Marvel’s new Netflix series “Jessica Jones” isn’t just the best female-driven superhero show on air right now (not that there are many) — it’s the best superhero show to have come out within the past few years. It would have been watchable even just as a private investigator show, but the superhero storyline adds an element of intrigue that keeps us watching even more closely. The opening credits sequence feels bizarrely reminiscent of “Mad Men,” “Doctor Who” and “The Pink Panther,” but somehow it works perfectly. And the show itself — thanks to phenomenal acting, intelligently crafted plotlines, stylish cinematography and distinct lack of tired female superhero tropes — is addicting.
Jessica Jones (Krysten Ritter, “Don’t Trust the B—- in Apartment 23”) pays for her rent (and her whiskey habit) by working as a private investigator in New York City. We see immediately that she’s not normal — she can lift a car with one hand — and we learn that she’s “gifted” in other ways, as an ex-superhero. Mike Colter (“Million Dollar Baby”) is introduced in the pilot as Luke Cage, a bar owner gifted with a nearly unbreakable body. From the first few moments, Jones and Cage share tantalizing chemistry that quickly escalates into boundary-pushing sex scenes.
Jones struggles with PTSD from an abusive relationship with Kilgrave (David Tennant, “Doctor Who”), a gifted villain who can influence people not only to do horrible things but to feel like they want to do those things — like shooting their own parents in an elevator. Kilgrave’s abusive behaviors are often sexual in nature, and Jones is not his first or last target.
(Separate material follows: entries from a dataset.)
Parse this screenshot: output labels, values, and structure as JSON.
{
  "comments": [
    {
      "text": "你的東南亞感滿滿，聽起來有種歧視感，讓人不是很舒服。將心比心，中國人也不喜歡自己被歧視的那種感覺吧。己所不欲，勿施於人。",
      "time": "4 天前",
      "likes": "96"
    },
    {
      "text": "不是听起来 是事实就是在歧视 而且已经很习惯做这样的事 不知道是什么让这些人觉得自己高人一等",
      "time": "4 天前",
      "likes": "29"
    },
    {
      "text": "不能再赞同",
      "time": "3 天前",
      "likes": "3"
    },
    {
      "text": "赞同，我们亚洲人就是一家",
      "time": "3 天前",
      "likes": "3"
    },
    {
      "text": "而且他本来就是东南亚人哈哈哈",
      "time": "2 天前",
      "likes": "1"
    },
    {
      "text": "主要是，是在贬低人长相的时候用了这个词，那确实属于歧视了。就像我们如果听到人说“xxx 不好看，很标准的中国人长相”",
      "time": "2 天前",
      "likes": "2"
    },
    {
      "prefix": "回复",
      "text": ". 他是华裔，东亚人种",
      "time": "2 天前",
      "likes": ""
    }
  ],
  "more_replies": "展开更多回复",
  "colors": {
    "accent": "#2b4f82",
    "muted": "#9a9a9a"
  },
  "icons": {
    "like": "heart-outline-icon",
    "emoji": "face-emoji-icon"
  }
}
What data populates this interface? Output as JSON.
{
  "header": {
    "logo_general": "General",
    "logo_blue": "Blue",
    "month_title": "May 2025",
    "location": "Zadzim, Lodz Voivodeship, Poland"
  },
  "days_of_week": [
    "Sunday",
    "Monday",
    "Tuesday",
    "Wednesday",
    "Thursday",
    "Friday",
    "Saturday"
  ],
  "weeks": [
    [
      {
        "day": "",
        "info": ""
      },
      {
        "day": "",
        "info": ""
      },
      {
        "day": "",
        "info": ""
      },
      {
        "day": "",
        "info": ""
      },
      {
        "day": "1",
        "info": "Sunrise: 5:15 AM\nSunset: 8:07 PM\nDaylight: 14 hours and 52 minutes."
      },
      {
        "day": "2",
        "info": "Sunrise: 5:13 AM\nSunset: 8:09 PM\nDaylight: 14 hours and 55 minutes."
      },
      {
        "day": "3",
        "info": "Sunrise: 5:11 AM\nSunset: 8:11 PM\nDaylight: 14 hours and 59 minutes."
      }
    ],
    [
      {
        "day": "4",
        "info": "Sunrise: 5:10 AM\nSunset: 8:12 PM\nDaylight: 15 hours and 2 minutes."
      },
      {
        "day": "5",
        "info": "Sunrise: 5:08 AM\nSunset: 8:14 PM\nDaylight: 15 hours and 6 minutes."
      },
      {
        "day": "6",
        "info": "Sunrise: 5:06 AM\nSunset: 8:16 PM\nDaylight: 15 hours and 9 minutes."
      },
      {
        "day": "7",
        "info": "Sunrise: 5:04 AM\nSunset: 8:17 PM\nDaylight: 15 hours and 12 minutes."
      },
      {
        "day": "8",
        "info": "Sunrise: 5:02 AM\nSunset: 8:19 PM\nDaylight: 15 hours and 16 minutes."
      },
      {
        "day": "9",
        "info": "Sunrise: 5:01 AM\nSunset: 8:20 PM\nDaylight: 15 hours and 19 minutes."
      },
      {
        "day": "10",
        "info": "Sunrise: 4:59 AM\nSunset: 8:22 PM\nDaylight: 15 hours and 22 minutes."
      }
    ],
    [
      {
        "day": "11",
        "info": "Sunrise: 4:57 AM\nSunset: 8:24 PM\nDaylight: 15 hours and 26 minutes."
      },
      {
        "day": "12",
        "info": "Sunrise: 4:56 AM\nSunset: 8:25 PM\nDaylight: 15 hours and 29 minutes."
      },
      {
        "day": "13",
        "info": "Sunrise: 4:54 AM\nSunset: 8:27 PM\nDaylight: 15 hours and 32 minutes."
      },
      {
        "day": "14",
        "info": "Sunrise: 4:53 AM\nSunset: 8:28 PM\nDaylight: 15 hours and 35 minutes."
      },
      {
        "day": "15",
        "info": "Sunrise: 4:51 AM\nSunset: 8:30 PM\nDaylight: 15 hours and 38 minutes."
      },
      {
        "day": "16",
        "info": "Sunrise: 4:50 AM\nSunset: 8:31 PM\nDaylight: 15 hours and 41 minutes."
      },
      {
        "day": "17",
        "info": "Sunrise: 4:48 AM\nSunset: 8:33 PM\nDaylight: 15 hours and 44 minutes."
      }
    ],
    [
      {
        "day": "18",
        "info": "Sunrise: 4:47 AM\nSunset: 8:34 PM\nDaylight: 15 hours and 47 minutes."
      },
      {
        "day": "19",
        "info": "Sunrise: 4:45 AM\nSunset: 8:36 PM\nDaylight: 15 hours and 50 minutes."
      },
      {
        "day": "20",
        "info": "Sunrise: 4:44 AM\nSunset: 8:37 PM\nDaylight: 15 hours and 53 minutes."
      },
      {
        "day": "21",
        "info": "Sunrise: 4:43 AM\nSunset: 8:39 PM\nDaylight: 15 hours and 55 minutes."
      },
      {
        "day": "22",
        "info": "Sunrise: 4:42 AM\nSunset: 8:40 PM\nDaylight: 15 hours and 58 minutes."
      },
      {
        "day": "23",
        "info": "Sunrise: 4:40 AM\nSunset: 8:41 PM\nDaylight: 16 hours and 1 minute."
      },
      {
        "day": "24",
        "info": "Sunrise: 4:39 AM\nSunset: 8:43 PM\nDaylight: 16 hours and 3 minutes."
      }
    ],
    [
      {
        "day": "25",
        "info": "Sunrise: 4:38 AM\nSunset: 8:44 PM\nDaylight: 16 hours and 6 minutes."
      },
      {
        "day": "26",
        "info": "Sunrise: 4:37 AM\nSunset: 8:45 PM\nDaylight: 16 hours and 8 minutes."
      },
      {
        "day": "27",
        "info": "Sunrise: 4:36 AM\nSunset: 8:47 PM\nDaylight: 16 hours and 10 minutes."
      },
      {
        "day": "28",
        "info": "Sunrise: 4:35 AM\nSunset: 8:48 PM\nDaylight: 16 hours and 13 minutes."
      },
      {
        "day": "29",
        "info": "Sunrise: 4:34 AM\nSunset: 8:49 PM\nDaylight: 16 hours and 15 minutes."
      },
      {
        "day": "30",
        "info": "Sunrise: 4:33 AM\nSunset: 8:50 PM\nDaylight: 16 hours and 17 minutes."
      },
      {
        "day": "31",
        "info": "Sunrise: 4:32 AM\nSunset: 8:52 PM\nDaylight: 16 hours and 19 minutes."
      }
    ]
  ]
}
Ritter is captivating as Jones, with her nuanced performance growing in depth throughout the course of the show. Ritter is as unaware of the camera as Jones is unaware of her own good qualities, resulting in an organic portrayal. Ritter accesses a wide emotional spectrum, playing Jones as brazen yet panicked and vulnerable, often at the same time. Jones never takes a moment to appreciate the good things she has done for the city or for other people, preferring to ignore feelings of self-blame and drink to avoid PTSD flashbacks.
“Jessica Jones” is as strong as its protagonist. Ritter, Tennant and Colter are compelling leads, and the supporting cast holds up as well. The directors are literally shooting for subtle noir tones, and despite some overly exaggerated mood lighting and a couple extra-long shots of seedy street corners and Manhattan bars, the noir influences glimmer through. The show holds a surprising number of artistic touches, like a light percussive drumbeat that accompanies an extended bar fight scene. The jazz score doesn’t feel out of place, but accentuates the overall tone of the PI storyline.
While the pilot episode holds gems like “You’re one of them,” “you’re not normal” and “I’ll tell the world!” directed at Jones when she’s holding a car in one hand, “Jessica Jones” never relies too heavily on superhero-hiding-in-plain-sight mechanisms. The show winks to those viewers who have read the comics on which “Jessica Jones” is based, but it’s also completely accessible to those who haven’t.
Even though it seems like we can never have a female superhero on TV who is dangerous without also being “damaged,” this show doesn’t fall into traps that female-driven superhero shows often get tangled in. Despite Jones’s sultry voice-over narration, she isn’t over-sexualized and there are close and complex relationships between Jones and other women. There are very, very few hints of an “I’m not like other girls” sentiment. And sexual violence isn’t aesthetized here, but treated gravely, as it should be.
Jones is a capable ex-superhero, a cynical P.I., a survivor, a complicated friend and a vulnerable person trying to stop an abusive man from barreling back into her life while protecting people she cares about. The show captures all of these elements equally without relying too heavily on any single one. “Jessica Jones” does justice to its protagonist.
But the best thing about “Jessica Jones” is undoubtedly the fact that you can stream the entire first season on Netflix, right now, from pilot to finale. And then watch it again, because yes, it’s that good.